Deadline Approaches for Kenyon Review Short Fiction Contest

Submissions are currently open for the 2015 Kenyon Review Short Fiction Contest, given annually for a short story by a writer who has not yet published a book of fiction. The winner will receive a scholarship, valued at $2,195, to attend the 2015 Writers Workshop from June 13 to June 20 in Gambier, Ohio. The winning story will also be published in the Kenyon Review.

Using the online submission system, submit a story of up to 1,200 words with an $18 entry fee by February 28. All entrants will receive a one-year subscription to the Kenyon Review. Ann Patchett, whose most recent book is the essay collection This Is the Story of a Happy Marriage (Harper, 2013), will judge. The winner will be announced in late spring.
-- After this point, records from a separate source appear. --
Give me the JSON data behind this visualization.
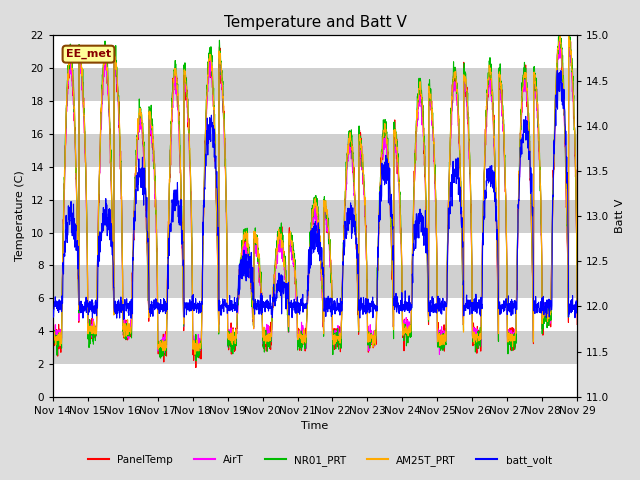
{
  "title": "Temperature and Batt V",
  "ylabel_left": "Temperature (C)",
  "ylabel_right": "Batt V",
  "xlabel": "Time",
  "annotation": "EE_met",
  "left_ylim": [
    0,
    22
  ],
  "right_ylim": [
    11.0,
    15.0
  ],
  "left_yticks": [
    0,
    2,
    4,
    6,
    8,
    10,
    12,
    14,
    16,
    18,
    20,
    22
  ],
  "right_yticks": [
    11.0,
    11.5,
    12.0,
    12.5,
    13.0,
    13.5,
    14.0,
    14.5,
    15.0
  ],
  "xtick_labels": [
    "Nov 14",
    "Nov 15",
    "Nov 16",
    "Nov 17",
    "Nov 18",
    "Nov 19",
    "Nov 20",
    "Nov 21",
    "Nov 22",
    "Nov 23",
    "Nov 24",
    "Nov 25",
    "Nov 26",
    "Nov 27",
    "Nov 28",
    "Nov 29"
  ],
  "legend_entries": [
    {
      "label": "PanelTemp",
      "color": "#ff0000"
    },
    {
      "label": "AirT",
      "color": "#ff00ff"
    },
    {
      "label": "NR01_PRT",
      "color": "#00bb00"
    },
    {
      "label": "AM25T_PRT",
      "color": "#ffaa00"
    },
    {
      "label": "batt_volt",
      "color": "#0000ff"
    }
  ],
  "bg_color": "#dddddd",
  "plot_bg_color": "#e8e8e8",
  "band_color_dark": "#d0d0d0",
  "band_color_light": "#e8e8e8",
  "grid_color": "#ffffff",
  "title_fontsize": 11,
  "axis_fontsize": 8,
  "tick_fontsize": 7.5
}
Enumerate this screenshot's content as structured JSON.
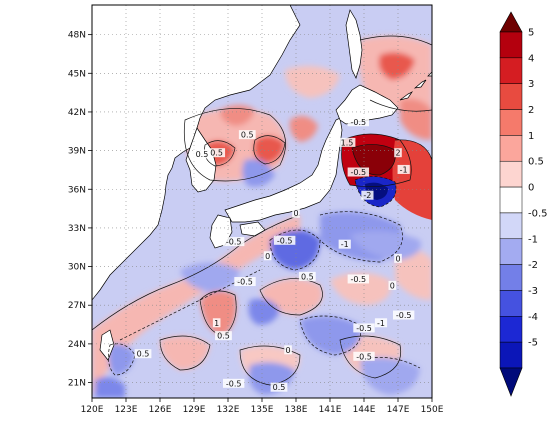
{
  "map": {
    "lon_ticks": [
      "120E",
      "123E",
      "126E",
      "129E",
      "132E",
      "135E",
      "138E",
      "141E",
      "144E",
      "147E",
      "150E"
    ],
    "lat_ticks": [
      "21N",
      "24N",
      "27N",
      "30N",
      "33N",
      "36N",
      "39N",
      "42N",
      "45N",
      "48N"
    ],
    "contour_labels": [
      {
        "text": "0.5",
        "lon": 133.7,
        "lat": 40.2
      },
      {
        "text": "0.5",
        "lon": 131.0,
        "lat": 38.8
      },
      {
        "text": "0.5",
        "lon": 129.7,
        "lat": 38.7
      },
      {
        "text": "-0.5",
        "lon": 143.5,
        "lat": 41.2
      },
      {
        "text": "1.5",
        "lon": 142.5,
        "lat": 39.6
      },
      {
        "text": "2",
        "lon": 147.0,
        "lat": 38.8
      },
      {
        "text": "-0.5",
        "lon": 143.5,
        "lat": 37.3
      },
      {
        "text": "-1",
        "lon": 147.5,
        "lat": 37.5
      },
      {
        "text": "-2",
        "lon": 144.3,
        "lat": 35.5
      },
      {
        "text": "0",
        "lon": 138.0,
        "lat": 34.1
      },
      {
        "text": "-0.5",
        "lon": 137.0,
        "lat": 32.0
      },
      {
        "text": "-0.5",
        "lon": 132.5,
        "lat": 31.9
      },
      {
        "text": "0",
        "lon": 135.5,
        "lat": 30.8
      },
      {
        "text": "-0.5",
        "lon": 133.5,
        "lat": 28.8
      },
      {
        "text": "0.5",
        "lon": 139.0,
        "lat": 29.2
      },
      {
        "text": "-0.5",
        "lon": 143.5,
        "lat": 29.0
      },
      {
        "text": "-1",
        "lon": 142.3,
        "lat": 31.7
      },
      {
        "text": "0",
        "lon": 147.0,
        "lat": 30.6
      },
      {
        "text": "1",
        "lon": 131.0,
        "lat": 25.6
      },
      {
        "text": "0.5",
        "lon": 131.6,
        "lat": 24.6
      },
      {
        "text": "-0.5",
        "lon": 144.0,
        "lat": 25.2
      },
      {
        "text": "-1",
        "lon": 145.5,
        "lat": 25.6
      },
      {
        "text": "-0.5",
        "lon": 147.5,
        "lat": 26.2
      },
      {
        "text": "0.5",
        "lon": 124.5,
        "lat": 23.2
      },
      {
        "text": "-0.5",
        "lon": 132.5,
        "lat": 20.9
      },
      {
        "text": "0.5",
        "lon": 136.5,
        "lat": 20.6
      },
      {
        "text": "0",
        "lon": 137.3,
        "lat": 23.5
      },
      {
        "text": "-0.5",
        "lon": 144.0,
        "lat": 23.0
      },
      {
        "text": "0",
        "lon": 146.5,
        "lat": 28.5
      }
    ]
  },
  "colorbar": {
    "levels": [
      "5",
      "4",
      "3",
      "2",
      "1",
      "0.5",
      "0",
      "-0.5",
      "-1",
      "-2",
      "-3",
      "-4",
      "-5"
    ],
    "colors": [
      "#b4000e",
      "#d51d22",
      "#e84b40",
      "#f57a6b",
      "#fba69c",
      "#fdd5d0",
      "#ffffff",
      "#d2d7f8",
      "#a3abf1",
      "#737fe8",
      "#4552e0",
      "#1c28d4",
      "#0b16b8"
    ],
    "top_tip": "#6e0000",
    "bottom_tip": "#000a7a"
  },
  "colors": {
    "land": "#ffffff",
    "ocean_base": "#c3c7f1",
    "coast": "#000000",
    "grid": "#888888"
  }
}
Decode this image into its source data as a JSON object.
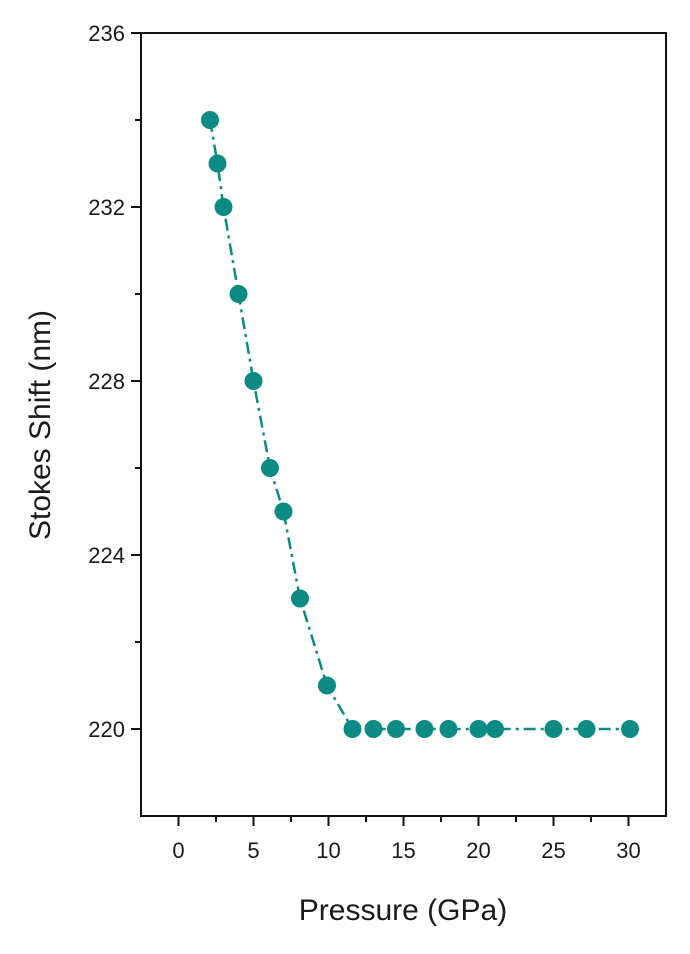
{
  "colors": {
    "series": "#0c8a84",
    "axis": "#111111"
  },
  "chart_data": {
    "type": "scatter",
    "title": "",
    "xlabel": "Pressure (GPa)",
    "ylabel": "Stokes Shift (nm)",
    "xlim": [
      -2.5,
      32.5
    ],
    "ylim": [
      218,
      236
    ],
    "x_ticks": [
      0,
      5,
      10,
      15,
      20,
      25,
      30
    ],
    "x_tick_labels": [
      "0",
      "5",
      "10",
      "15",
      "20",
      "25",
      "30"
    ],
    "y_ticks": [
      220,
      224,
      228,
      232,
      236
    ],
    "y_tick_labels": [
      "220",
      "224",
      "228",
      "232",
      "236"
    ],
    "grid": false,
    "legend": "none",
    "line_style": "dash-dot",
    "series": [
      {
        "x": [
          2.1,
          2.6,
          3.0,
          4.0,
          5.0,
          6.1,
          7.0,
          8.1,
          9.9,
          11.6,
          13.0,
          14.5,
          16.4,
          18.0,
          20.0,
          21.1,
          25.0,
          27.2,
          30.1
        ],
        "y": [
          234,
          233,
          232,
          230,
          228,
          226,
          225,
          223,
          221,
          220,
          220,
          220,
          220,
          220,
          220,
          220,
          220,
          220,
          220
        ]
      }
    ]
  }
}
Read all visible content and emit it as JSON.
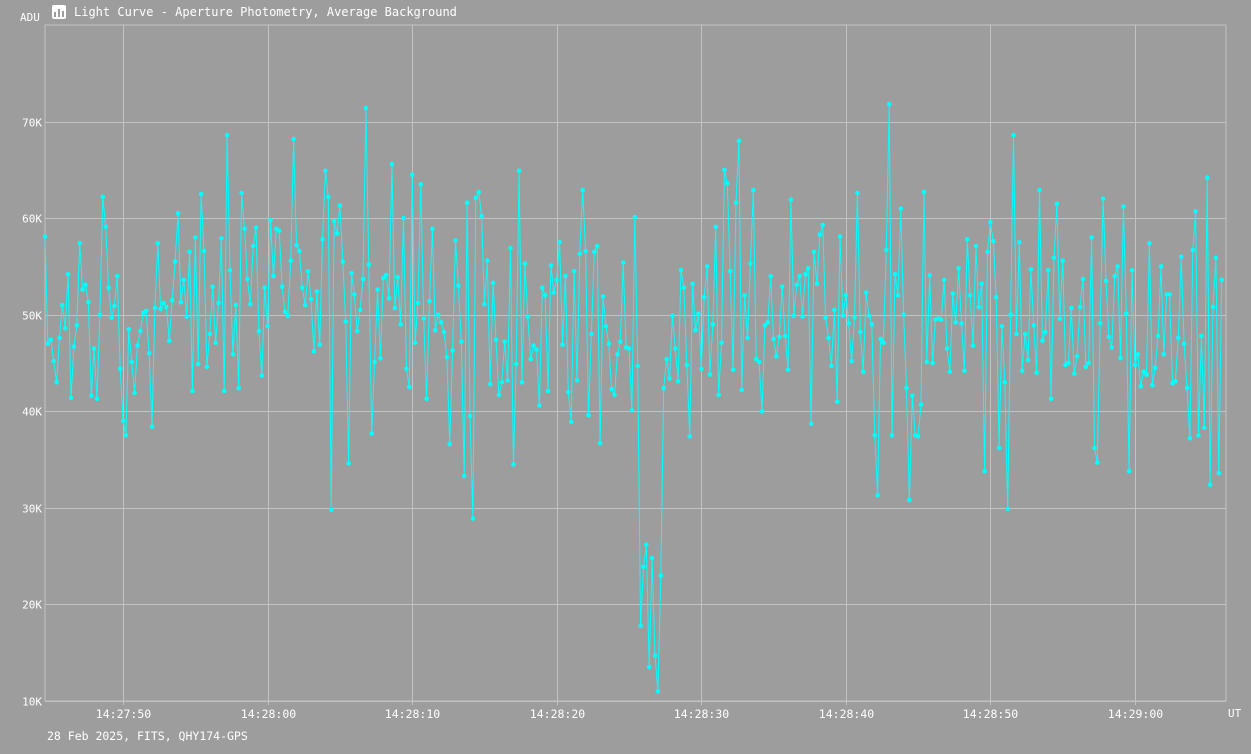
{
  "title": "Light Curve - Aperture Photometry, Average Background",
  "footer": "28 Feb 2025, FITS, QHY174-GPS",
  "icon": "light-curve-app-icon",
  "colors": {
    "background": "#9d9d9d",
    "grid": "#c2c2c2",
    "series": "#00ffff",
    "text": "#ffffff"
  },
  "chart_data": {
    "type": "line",
    "ylabel": "ADU",
    "xlabel": "UT",
    "ylim": [
      10000,
      80000
    ],
    "xlim": [
      "14:27:44.6",
      "14:29:06.3"
    ],
    "y_ticks": [
      {
        "value": 10000,
        "label": "10K"
      },
      {
        "value": 20000,
        "label": "20K"
      },
      {
        "value": 30000,
        "label": "30K"
      },
      {
        "value": 40000,
        "label": "40K"
      },
      {
        "value": 50000,
        "label": "50K"
      },
      {
        "value": 60000,
        "label": "60K"
      },
      {
        "value": 70000,
        "label": "70K"
      }
    ],
    "x_ticks": [
      "14:27:50",
      "14:28:00",
      "14:28:10",
      "14:28:20",
      "14:28:30",
      "14:28:40",
      "14:28:50",
      "14:29:00"
    ],
    "grid": true,
    "markers": true,
    "series": [
      {
        "x_start": "14:27:44.6",
        "interval_s": 0.2,
        "values": [
          58100,
          47000,
          47400,
          45200,
          43000,
          47600,
          51000,
          48600,
          54200,
          41400,
          46700,
          48900,
          57400,
          52600,
          53100,
          51300,
          41600,
          46500,
          41300,
          50000,
          62200,
          59100,
          52800,
          49700,
          50900,
          54000,
          44400,
          39000,
          37500,
          48500,
          45100,
          41900,
          46800,
          48300,
          50200,
          50400,
          46000,
          38400,
          50700,
          57400,
          50600,
          51200,
          50800,
          47300,
          51500,
          55500,
          60500,
          51300,
          53600,
          49800,
          56500,
          42100,
          58000,
          44900,
          62500,
          56600,
          44600,
          48000,
          52900,
          47100,
          51200,
          57900,
          42100,
          68600,
          54600,
          45900,
          51000,
          42400,
          62600,
          58900,
          53700,
          51100,
          57100,
          59000,
          48300,
          43700,
          52800,
          48800,
          59800,
          54000,
          58900,
          58700,
          52900,
          50300,
          49900,
          55600,
          68200,
          57200,
          56600,
          52800,
          51000,
          54500,
          51600,
          46200,
          52400,
          46900,
          57800,
          64900,
          62200,
          29800,
          59700,
          58400,
          61300,
          55500,
          49300,
          34600,
          54300,
          52100,
          48300,
          50500,
          53700,
          71400,
          55200,
          37700,
          45100,
          52600,
          45500,
          53800,
          54100,
          51700,
          65600,
          50700,
          53900,
          49000,
          60000,
          44400,
          42500,
          64500,
          47100,
          51200,
          63500,
          49600,
          41300,
          51400,
          58900,
          48400,
          50000,
          49200,
          48200,
          45600,
          36600,
          46300,
          57700,
          53000,
          47200,
          33300,
          61600,
          39500,
          28900,
          62100,
          62700,
          60200,
          51100,
          55600,
          42800,
          53300,
          47400,
          41700,
          43000,
          47200,
          43200,
          56900,
          34500,
          44900,
          64900,
          43000,
          55300,
          49800,
          45400,
          46800,
          46400,
          40600,
          52800,
          52000,
          42100,
          55100,
          52300,
          53600,
          57500,
          46900,
          54000,
          42000,
          38900,
          54500,
          43200,
          56300,
          62900,
          56600,
          39600,
          48000,
          56500,
          57100,
          36700,
          51900,
          48800,
          47000,
          42300,
          41700,
          45900,
          47200,
          55400,
          46600,
          46500,
          40100,
          60100,
          44700,
          17800,
          23900,
          26200,
          13500,
          24800,
          14700,
          11000,
          23000,
          42400,
          45400,
          43400,
          49900,
          46500,
          43100,
          54600,
          52800,
          44800,
          37400,
          53200,
          48400,
          50100,
          44400,
          51800,
          55000,
          43800,
          49000,
          59100,
          41700,
          47100,
          65000,
          63600,
          54500,
          44300,
          61600,
          68000,
          42200,
          52000,
          47600,
          55300,
          62900,
          45400,
          45100,
          40000,
          48900,
          49200,
          54000,
          47500,
          45700,
          47700,
          52900,
          47800,
          44300,
          61900,
          49900,
          53100,
          54000,
          49800,
          54200,
          54800,
          38700,
          56500,
          53200,
          58300,
          59300,
          49700,
          47600,
          44700,
          50500,
          41000,
          58100,
          49900,
          52000,
          49100,
          45200,
          49700,
          62600,
          48200,
          44100,
          52300,
          49900,
          49000,
          37500,
          31300,
          47500,
          47100,
          56700,
          71800,
          37500,
          54200,
          52000,
          61000,
          50000,
          42400,
          30800,
          41600,
          37500,
          37400,
          40700,
          62700,
          45100,
          54100,
          45000,
          49500,
          49600,
          49500,
          53600,
          46500,
          44100,
          52200,
          49200,
          54800,
          49100,
          44200,
          57800,
          52000,
          46800,
          57100,
          50800,
          53200,
          33800,
          56500,
          59600,
          57600,
          51800,
          36200,
          48800,
          43000,
          29900,
          50000,
          68600,
          48000,
          57500,
          44200,
          48000,
          45300,
          54700,
          48900,
          44000,
          62900,
          47300,
          48200,
          54600,
          41300,
          55900,
          61500,
          49600,
          55600,
          44800,
          45000,
          50700,
          43900,
          45700,
          50800,
          53700,
          44600,
          45000,
          58000,
          36200,
          34700,
          49100,
          62000,
          53500,
          47700,
          46600,
          54000,
          55000,
          45500,
          61200,
          50100,
          33800,
          54600,
          44800,
          45900,
          42600,
          44100,
          43800,
          57400,
          42700,
          44500,
          47800,
          55000,
          45900,
          52100,
          52100,
          42900,
          43100,
          47600,
          56000,
          47000,
          42400,
          37200,
          56700,
          60700,
          37500,
          47800,
          38300,
          64200,
          32400,
          50800,
          55900,
          33600,
          53600
        ]
      }
    ]
  }
}
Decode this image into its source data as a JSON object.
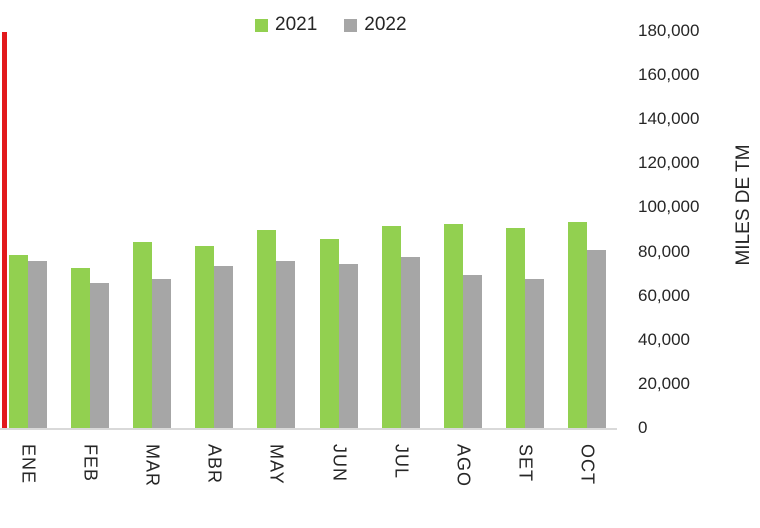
{
  "colors": {
    "series_2021": "#92D050",
    "series_2022": "#A6A6A6",
    "red_line": "#E2191C",
    "axis_line": "#D9D9D9",
    "text": "#262626",
    "background": "#FFFFFF"
  },
  "chart_data": {
    "type": "bar",
    "title": "",
    "categories": [
      "ENE",
      "FEB",
      "MAR",
      "ABR",
      "MAY",
      "JUN",
      "JUL",
      "AGO",
      "SET",
      "OCT"
    ],
    "series": [
      {
        "name": "2021",
        "color": "#92D050",
        "values": [
          79000,
          73000,
          85000,
          83000,
          90000,
          86000,
          92000,
          93000,
          91000,
          94000
        ]
      },
      {
        "name": "2022",
        "color": "#A6A6A6",
        "values": [
          76000,
          66000,
          68000,
          74000,
          76000,
          75000,
          78000,
          70000,
          68000,
          81000
        ]
      }
    ],
    "xlabel": "",
    "ylabel": "MILES DE TM",
    "ylim": [
      0,
      180000
    ],
    "ytick_step": 20000,
    "ytick_labels": [
      "0",
      "20,000",
      "40,000",
      "60,000",
      "80,000",
      "100,000",
      "120,000",
      "140,000",
      "160,000",
      "180,000"
    ],
    "grid": false,
    "legend_position": "top",
    "annotations": [
      {
        "type": "vline",
        "description": "red vertical line at left edge of plot area",
        "color": "#E2191C"
      }
    ]
  }
}
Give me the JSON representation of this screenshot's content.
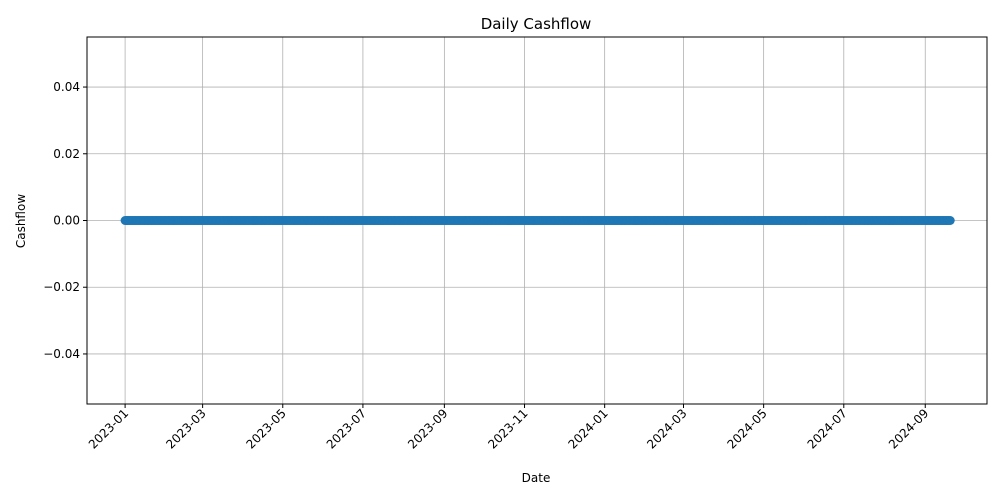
{
  "chart_data": {
    "type": "line",
    "title": "Daily Cashflow",
    "xlabel": "Date",
    "ylabel": "Cashflow",
    "x_range": [
      "2022-12-03",
      "2024-10-18"
    ],
    "ylim": [
      -0.055,
      0.055
    ],
    "grid": true,
    "marker": "circle",
    "series_color": "#1f77b4",
    "x_ticks": [
      {
        "date": "2023-01-01",
        "label": "2023-01"
      },
      {
        "date": "2023-03-01",
        "label": "2023-03"
      },
      {
        "date": "2023-05-01",
        "label": "2023-05"
      },
      {
        "date": "2023-07-01",
        "label": "2023-07"
      },
      {
        "date": "2023-09-01",
        "label": "2023-09"
      },
      {
        "date": "2023-11-01",
        "label": "2023-11"
      },
      {
        "date": "2024-01-01",
        "label": "2024-01"
      },
      {
        "date": "2024-03-01",
        "label": "2024-03"
      },
      {
        "date": "2024-05-01",
        "label": "2024-05"
      },
      {
        "date": "2024-07-01",
        "label": "2024-07"
      },
      {
        "date": "2024-09-01",
        "label": "2024-09"
      }
    ],
    "y_ticks": [
      {
        "value": 0.04,
        "label": "0.04"
      },
      {
        "value": 0.02,
        "label": "0.02"
      },
      {
        "value": 0.0,
        "label": "0.00"
      },
      {
        "value": -0.02,
        "label": "−0.02"
      },
      {
        "value": -0.04,
        "label": "−0.04"
      }
    ],
    "series": [
      {
        "x_start": "2023-01-01",
        "x_end": "2024-09-20",
        "frequency": "daily",
        "values_constant": 0.0
      }
    ]
  }
}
The 2015 Kenyon Review Writers Workshop, which offers workshops and readings, will be held at Kenyon College from June 13 to June 20. The faculty in fiction includes Lee K. Abbott, Caitlin Horrocks, and Nancy Zafris. Workshops are limited to ten participants each. Established fifteen years ago, the conference also offers workshops in poetry, creative nonfiction, and the art of text.

Previous winners of the prize include Amy Victoria Blakemore for her story “Previously, Sparrows” and Heather Monley for her story “Town of Birds.”